The appellate panel heard from associations on both sides of the bar while considering its stance on the case.

In an amicus curiae brief filed by the Illinois Association of Trial Defense Counsel, the organization contended the procedure code’s statute intended to allow a reduction for “all of the same benefits that were included in the common law collateral source rule,” which includes “not only monetary payments made by insurance carriers and Medicare but also amounts that are ‘written off’ of bills pursuant to contractual agreements or federal law.”

But a brief filed by the Illinois Trial Lawyers Association contended the statute is clear in that a benefit needs to either be paid or made payable to the plaintiff for a reduction to apply and for a medical provider to write off an amount of money it is entitled to recover “is the antithesis of a payment by definition.”

The panel ruled that the statute’s plain language does not support the defense bar’s contention.

“The amount the medical providers wrote off from their original bills was never paid by anyone, and the amount certainly had not become payable to the plaintiff,” Pope wrote. “IATDC’s argument asks this court to ignore the restrictive language, ‘which have been paid or which have become payable to the injured person.’”

Justices Robert J. Steigmann and Thomas R. Appleton concurred in the opinion, Harold Miller v. Sarah Bush Lincoln Health Center, et al., 2016 IL app (4th) 150728.
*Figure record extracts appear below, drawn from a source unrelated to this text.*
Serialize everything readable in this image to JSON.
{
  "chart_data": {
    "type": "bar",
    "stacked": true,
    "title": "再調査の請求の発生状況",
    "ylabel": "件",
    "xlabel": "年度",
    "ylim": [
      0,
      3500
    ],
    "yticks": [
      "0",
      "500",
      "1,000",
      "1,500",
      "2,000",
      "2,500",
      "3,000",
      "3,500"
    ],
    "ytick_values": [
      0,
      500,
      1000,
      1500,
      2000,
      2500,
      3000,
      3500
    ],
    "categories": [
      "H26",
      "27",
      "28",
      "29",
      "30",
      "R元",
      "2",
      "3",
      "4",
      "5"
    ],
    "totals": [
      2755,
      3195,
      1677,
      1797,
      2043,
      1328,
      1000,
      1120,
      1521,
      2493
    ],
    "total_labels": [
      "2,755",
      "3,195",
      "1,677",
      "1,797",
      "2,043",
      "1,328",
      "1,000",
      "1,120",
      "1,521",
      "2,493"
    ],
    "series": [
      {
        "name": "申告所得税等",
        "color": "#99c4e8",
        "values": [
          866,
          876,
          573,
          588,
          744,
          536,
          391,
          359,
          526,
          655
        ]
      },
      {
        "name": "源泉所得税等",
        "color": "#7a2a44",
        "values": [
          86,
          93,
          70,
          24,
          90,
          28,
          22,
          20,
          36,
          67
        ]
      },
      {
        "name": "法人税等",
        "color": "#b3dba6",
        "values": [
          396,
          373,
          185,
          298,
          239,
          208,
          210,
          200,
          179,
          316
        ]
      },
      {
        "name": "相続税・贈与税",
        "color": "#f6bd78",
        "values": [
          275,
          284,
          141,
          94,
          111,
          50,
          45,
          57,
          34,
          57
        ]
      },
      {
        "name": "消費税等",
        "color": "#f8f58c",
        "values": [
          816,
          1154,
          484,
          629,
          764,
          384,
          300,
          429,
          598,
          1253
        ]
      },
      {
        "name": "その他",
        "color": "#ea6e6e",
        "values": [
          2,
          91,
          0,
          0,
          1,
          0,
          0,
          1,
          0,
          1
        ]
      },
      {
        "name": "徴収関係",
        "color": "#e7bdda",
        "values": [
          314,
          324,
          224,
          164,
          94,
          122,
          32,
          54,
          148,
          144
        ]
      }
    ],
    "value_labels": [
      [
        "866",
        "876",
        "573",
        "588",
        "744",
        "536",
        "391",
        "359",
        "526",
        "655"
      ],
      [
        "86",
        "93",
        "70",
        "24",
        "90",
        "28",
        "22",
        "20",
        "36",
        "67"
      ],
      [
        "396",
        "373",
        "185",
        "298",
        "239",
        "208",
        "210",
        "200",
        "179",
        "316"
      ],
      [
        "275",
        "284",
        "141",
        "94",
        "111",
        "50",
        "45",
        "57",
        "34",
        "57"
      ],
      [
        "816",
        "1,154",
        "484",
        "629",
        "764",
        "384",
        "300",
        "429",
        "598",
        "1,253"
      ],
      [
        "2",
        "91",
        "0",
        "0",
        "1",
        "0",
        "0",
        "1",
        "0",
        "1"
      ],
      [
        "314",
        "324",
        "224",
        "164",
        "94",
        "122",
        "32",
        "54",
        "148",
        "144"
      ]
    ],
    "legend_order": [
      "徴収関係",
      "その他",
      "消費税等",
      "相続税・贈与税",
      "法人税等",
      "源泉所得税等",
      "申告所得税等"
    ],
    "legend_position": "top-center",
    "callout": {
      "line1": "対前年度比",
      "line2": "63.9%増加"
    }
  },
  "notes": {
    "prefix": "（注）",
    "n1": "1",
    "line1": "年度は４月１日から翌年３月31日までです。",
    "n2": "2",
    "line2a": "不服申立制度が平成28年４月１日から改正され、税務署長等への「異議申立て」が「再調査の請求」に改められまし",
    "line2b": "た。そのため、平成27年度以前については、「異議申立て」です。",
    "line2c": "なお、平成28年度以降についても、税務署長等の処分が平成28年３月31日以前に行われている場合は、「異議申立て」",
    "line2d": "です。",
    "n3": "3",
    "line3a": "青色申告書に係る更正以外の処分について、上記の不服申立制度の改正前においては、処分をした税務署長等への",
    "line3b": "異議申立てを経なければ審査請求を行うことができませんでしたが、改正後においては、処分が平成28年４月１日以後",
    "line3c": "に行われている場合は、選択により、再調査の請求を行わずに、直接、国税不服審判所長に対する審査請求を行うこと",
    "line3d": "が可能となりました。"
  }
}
ITLA President Christopher T. Hurley said the court decided Miller’s case correctly.

“The purpose of the law is to avoid the plaintiff from getting a double recovery. No double recovery happened here, and they correctly decided that no credit should be given to the tortfeasor,” he said. “ …I think when writing the law, the legislature said, ‘We’re not going to give the tortfeasor the benefit of something that isn’t actually a payment to the plaintiff.’”

Kevin M. Miller, a partner at Quinn, Johnston, Henderson, Pretorius & Cerulo Chtd. in Peoria who represented the defendants, said the court’s opinion puts a restriction on “doctors’ enjoyment of protections of the law.”

“It’s certainly a narrow reading of the law rather than a broader one, which would have afforded protection to a greater number of medical care providers,” he said.

And while Miller said his clients have not yet decided whether to try appealing to the Illinois Supreme Court, IADTDC President-elect and SmithAmundsen LLC partner Michael L. Resis said the case might be ripe for direction from the high court.

“We have an appellate decision, an earlier decision — Perkey [v. Portes-Jarol] from 2013 — that on virtually identical facts reached a contrary result and allowed a reduction in the judgment. That case was appealed to the Supreme Court, and the Supreme Court denied leave to appeal, which is not noted in the Miller decision,” Resis said.

“It is true, however, that since Miller reached the diametrically opposite result, the Supreme Court may need to accept the case for review to eliminate the conflict that Miller has created.”